The five patterns are written so different readers can pick up the parts they need without reading the whole set. Suggested reading orders:

  • AI leaders and CTOs. Start with 00 landscape map and 04 defence architecture. Then read this document and the context, risk, and limitations sections of each pattern. The aim is to understand which boundaries the engineering layer must enforce and what the residual risk looks like.
  • AI engineers and security engineers. Start with 01 threat model, 02 attack surfaces, and 03 attack chains. Then read each pattern in full, focusing on recommended controls, boundary diagram, implementation notes, evaluation checks, and audit evidence. Use this document’s threat-to-pattern map as a checklist when reviewing a system.
  • Governance leaders. Start with 00 landscape map, 04 defence architecture, and the audit evidence sections of each pattern. The audit evidence sections describe what the organisation should be able to retrieve for assurance, incident response, and accountability.
  • Researchers.
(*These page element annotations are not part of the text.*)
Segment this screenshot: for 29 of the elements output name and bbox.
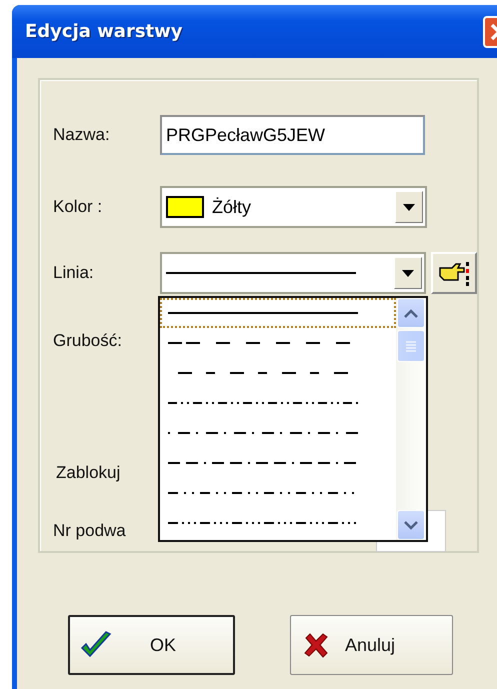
color-label: Kolor : [53, 197, 104, 217]
dropdown-button[interactable] [395, 191, 423, 223]
dropdown-button[interactable] [394, 257, 422, 289]
line-label: Linia: [53, 263, 95, 283]
scrollbar[interactable] [396, 298, 426, 540]
window-title: Edycja warstwy [25, 21, 182, 42]
name-label: Nazwa: [53, 125, 111, 145]
lock-label: Zablokuj [56, 463, 122, 483]
color-value: Żółty [212, 196, 252, 218]
cross-icon [303, 632, 329, 658]
cancel-button[interactable]: Anuluj [290, 615, 453, 675]
checkmark-icon [80, 630, 112, 660]
grip-icon [405, 340, 417, 352]
pointing-hand-icon [438, 260, 470, 286]
ok-button[interactable]: OK [68, 615, 235, 675]
scroll-thumb[interactable] [397, 330, 425, 362]
line-dropdown[interactable] [160, 252, 426, 294]
line-style-option[interactable] [160, 298, 396, 328]
pointer-button[interactable] [431, 252, 477, 294]
chevron-up-icon [404, 308, 418, 318]
thickness-label: Grubość: [53, 331, 123, 351]
caret-icon [402, 270, 414, 276]
subnumber-label: Nr podwa [53, 521, 126, 541]
caret-icon [403, 204, 415, 210]
scroll-up-button[interactable] [397, 298, 425, 328]
chevron-down-icon [404, 520, 418, 530]
name-field[interactable]: PRGPecławG5JEW [160, 115, 425, 155]
scroll-down-button[interactable] [397, 510, 425, 540]
color-dropdown[interactable]: Żółty [160, 186, 427, 228]
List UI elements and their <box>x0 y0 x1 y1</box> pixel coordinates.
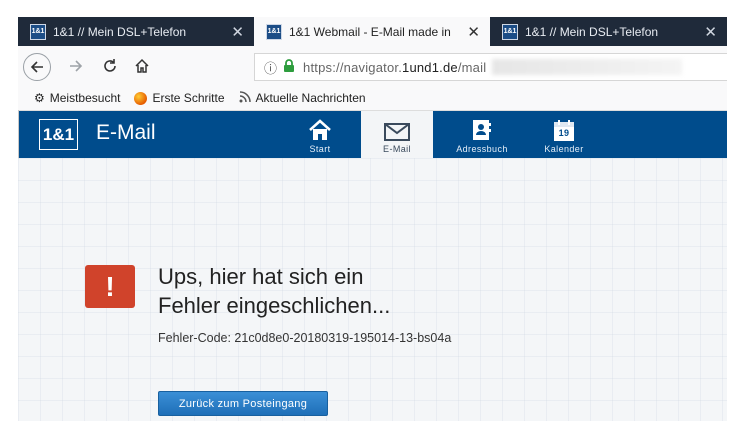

Start with 10 open research questions, then read the failure modes covered and limitations sections of each pattern to see where current patterns are firmest and where they remain partial.

Relationship To Other Sections

This document is the bridge between the conceptual docs and the patterns. The earlier docs name the problem space; the patterns name the implementation; this document keeps them aligned.

Patterns are living. As new failure modes, surfaces, or chain patterns are added, the maps in this document should be updated.